Apprendre à se nourrir, ça vient naturellement, mais fermer la porte du frigo,
pour moi, ça relève du "dressage".
L'enfant fait le "petit ingénieur", comme dit mon mari. On le voit se demander
"comment ça marche?" "et si je fais ça, qu'est-ce qui se passe?"...
C'est vrai que les objets font partie de notre quotidien depuis si longtemps (le
premier galet taillé, le premier vêtement...) qu'ils sont devenus des
prolongements de notre corps. Que serait l'être humain sans tout le bazar qu'il
manipule tout au long de la journée et accumule tout au long de sa vie? Ca me
fait penser à Donna Haraway, une féministe américaine, et son "manifeste cyborg"
et aussi un peu à l'haptonomie (ou du moins ce qu'en dit Bernard Martino dans
"Le bébé est une personne"). Mais je connais mal...
Comme mon chat faisait pipi sur les lits, j'ai commencé à me pencher sur la
psychologie féline. Je trouve ça très intéressant, notamment parce qu'on peut
transposer pas mal de choses à l'être humain. Par exemple, un chat qui se sent
menacé est stressé et va adopter certains comportements...
Quant au dressage, quelque soit l'animal, à mon avis, il peut et doit être très
doux. Il consiste à obtenir de l'animal ce qu'on attend de lui en le
récompensant (par de la nourriture, des friandises, caresses, de douces paroles,
du jeu...)
Je pense que nos chats domestiques (et les chiens encore plus) sont "humanisés".
L'homme, au fil de milliers d'années, a "sélectionné" ceux qui étaient le mieux
adaptés à nos habitudes.
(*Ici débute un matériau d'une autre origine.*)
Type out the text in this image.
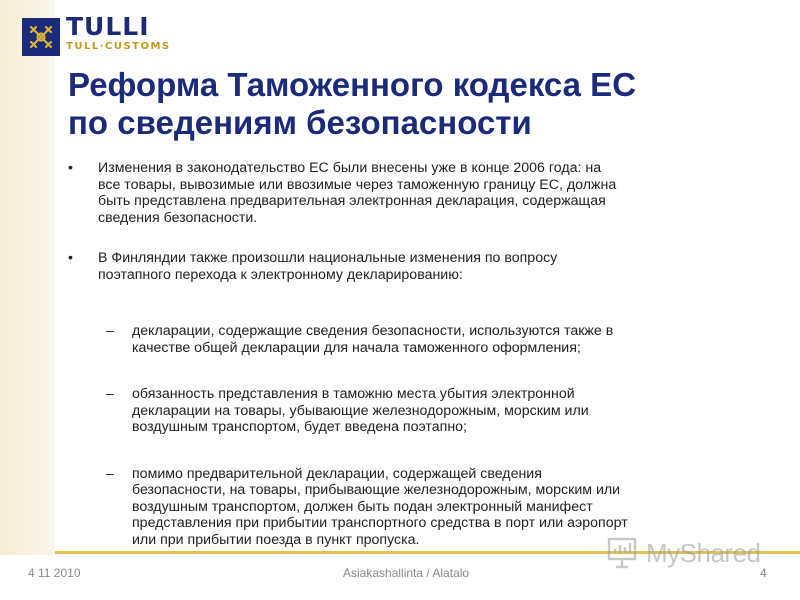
TULLI
TULL·CUSTOMS
Реформа Таможенного кодекса ЕС
по сведениям безопасности
• Изменения в законодательство ЕС были внесены уже в конце 2006 года: на
все товары, вывозимые или ввозимые через таможенную границу ЕС, должна
быть представлена предварительная электронная декларация, содержащая
сведения безопасности.
• В Финляндии также произошли национальные изменения по вопросу
поэтапного перехода к электронному декларированию:
– декларации, содержащие сведения безопасности, используются также в
качестве общей декларации для начала таможенного оформления;
– обязанность представления в таможню места убытия электронной
декларации на товары, убывающие железнодорожным, морским или
воздушным транспортом, будет введена поэтапно;
– помимо предварительной декларации, содержащей сведения
безопасности, на товары, прибывающие железнодорожным, морским или
воздушным транспортом, должен быть подан электронный манифест
представления при прибытии транспортного средства в порт или аэропорт
или при прибытии поезда в пункт пропуска.	MyShared
4 11 2010	Asiakashallinta / Alatalo	4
Ou bien ce sont les chats qui étaient le mieux adaptés
qui se sont imposés à nos côtés.
Mon chat est né de chats "harets", il a été capturé petit en pleine nature, il
descend certainement de génération de chats qui ont survécu en liberté. Eh bien
je le trouve différent des chats d'appartement que j'ai eu avant...
25. Mars 2011
Bien sûr, si l'enfant n'a personne à "imiter", il ne va pas marcher, ni parler.
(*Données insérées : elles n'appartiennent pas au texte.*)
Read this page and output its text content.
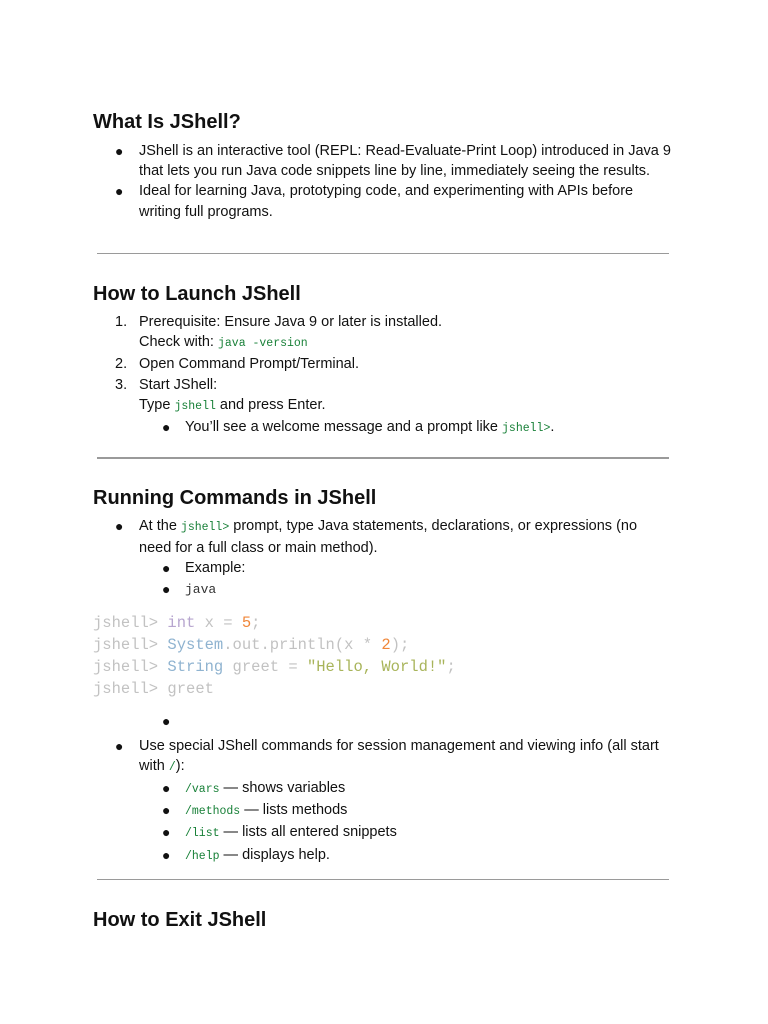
What Is JShell?
● JShell is an interactive tool (REPL: Read-Evaluate-Print Loop) introduced in Java 9 that lets you run Java code snippets line by line, immediately seeing the results.
● Ideal for learning Java, prototyping code, and experimenting with APIs before writing full programs.
How to Launch JShell
1. Prerequisite: Ensure Java 9 or later is installed.
Check with: java -version
2. Open Command Prompt/Terminal.
3. Start JShell:
Type jshell and press Enter.
● You’ll see a welcome message and a prompt like jshell>.
Running Commands in JShell
● At the jshell> prompt, type Java statements, declarations, or expressions (no need for a full class or main method).
● Example:
● java
jshell> int x = 5;
jshell> System.out.println(x * 2);
jshell> String greet = "Hello, World!";
jshell> greet
●
● Use special JShell commands for session management and viewing info (all start with /):
● /vars — shows variables
● /methods — lists methods
● /list — lists all entered snippets
● /help — displays help.
How to Exit JShell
Mais à mon avis on ne peut pas pour autant affirmer que cette personne a appris
à l'enfant à parler ou marcher. C'est l'enfant qui aura appris à parler ou
marcher *avec* cette personne. En fait l'enfant est 1000 (10 000, 100 000?) fois
plus compétent pour apprendre que l'adulte n'est pour enseigner. Et vraiment, je
ne joue pas sur les mots!
28. Mars 2011
Je pense que que la négation exige plus d'opérations de la part du cerveau que
l'affirmation... Je crois aussi que c'est un phénomène bien connu, non seulement
en linguistique, mais aussi en mathématiques (dans le domaine de la logique),
et sans doute en psychologie...
29. Mars 2011
On peut aussi dire que les ados humains, comme les "singes ados" auxquels tu
fais allusion, traversent une "phase d'opposition". Ceci dit, extrapoler du
singe à l'homme, je me demande si ça a un sens....
L'adolescence justement me semble un phénomène largement culturel.
Ceci dit, ton interrogation sur la phase d'opposition rejoint aussi le fil
récent sur l'intégration du "non" à partir de 7 ans et la théorie selon laquelle
les enfants ne comprennent pas (ou n'obéissent pas à) des injonctions négatives.